While 2028 is still a few years away, it is STILL hard to imagine that so many cores will be useful in consumer electronics.
Going a bit further, how will you feed such a beast? I suppose you could move the desktop up to higher bandwidth memory than DDR8000 (perhaps RDIMMs at 16000MT?)... or move to a quad channel memory setup?
Still, it's an awful big cost in die size, MB layout, and RAM to cater to cinebench isn't it?
You really make it sound like this will be going into a lot of consumer electronics. It won't.
For starters, 52 cores is not going into most consumer electronics. It'll be the Ultra 9 CPU which is looking awfully similar to bringing the Extreme Edition line back (in specs and probably in price). According to the rumors, Intel is bringing back the Ultra 3 line for the bulk of consumer electronics (4P + 8E + 4LP-E) or (4P + 4E + 4LP-E). Amongst Meteor Lake, Lunar Lake, and Arrow Lake there was just one Ultra 3 CPU available.

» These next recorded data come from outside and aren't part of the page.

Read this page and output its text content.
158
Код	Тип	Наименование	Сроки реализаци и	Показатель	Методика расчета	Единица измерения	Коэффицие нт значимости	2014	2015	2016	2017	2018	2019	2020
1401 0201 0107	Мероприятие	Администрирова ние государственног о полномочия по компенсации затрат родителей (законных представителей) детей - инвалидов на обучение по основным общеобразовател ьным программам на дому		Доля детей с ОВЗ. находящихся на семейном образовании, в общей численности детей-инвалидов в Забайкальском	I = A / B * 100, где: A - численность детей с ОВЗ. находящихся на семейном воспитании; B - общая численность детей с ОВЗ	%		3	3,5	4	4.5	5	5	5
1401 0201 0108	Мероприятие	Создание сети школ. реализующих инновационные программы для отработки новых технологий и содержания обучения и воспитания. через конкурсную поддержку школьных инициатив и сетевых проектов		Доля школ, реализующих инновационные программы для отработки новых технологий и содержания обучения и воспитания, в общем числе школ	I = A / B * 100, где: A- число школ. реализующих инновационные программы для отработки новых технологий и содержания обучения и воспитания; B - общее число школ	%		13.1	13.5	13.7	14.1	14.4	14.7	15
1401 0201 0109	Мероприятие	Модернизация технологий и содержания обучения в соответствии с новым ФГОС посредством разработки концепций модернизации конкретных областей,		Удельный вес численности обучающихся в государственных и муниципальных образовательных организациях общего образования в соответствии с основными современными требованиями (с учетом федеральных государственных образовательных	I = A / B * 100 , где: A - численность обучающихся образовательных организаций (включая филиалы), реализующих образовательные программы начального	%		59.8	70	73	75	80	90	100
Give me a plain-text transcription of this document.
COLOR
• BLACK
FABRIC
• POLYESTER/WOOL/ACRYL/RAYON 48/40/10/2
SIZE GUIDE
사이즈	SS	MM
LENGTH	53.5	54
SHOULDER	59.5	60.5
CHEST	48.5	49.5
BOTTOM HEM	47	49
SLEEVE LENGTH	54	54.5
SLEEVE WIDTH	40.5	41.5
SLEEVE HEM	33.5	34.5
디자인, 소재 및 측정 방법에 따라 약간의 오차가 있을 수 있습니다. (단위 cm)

It looks increasingly like Intel will have three main options: (1) Two CPU tiles for computational heavy CPUs, (2) one CPU tile + one cache tile for cache heavy tasks like gaming, and (3) just one CPU tile and probably a space filler tile for the rest of users. The die space IS doing so much more when users get to pick and choose the die space and how it is utilized.
Quad channel memory is the simplest way to feed it. Motherboard tracing will be much more complex, but that is a problem that is already solved. Note: I have no information that Intel is doing quad channel, but that would be the simplest way to address your concern.
It isn't a big cost in die size because only the few people who buy them will pay for it. And even though we act like die space is expensive, in a CPU that probably will sell in the $1000 range, one more tile is actually a small fraction of that cost. The RAM itself isn't any more expensive either. Just a more complex motherboard.
Finally, if you think Cinebench is the only reason for high-throughput computations, then you should probably go learn a few things about various consumer uses before posting.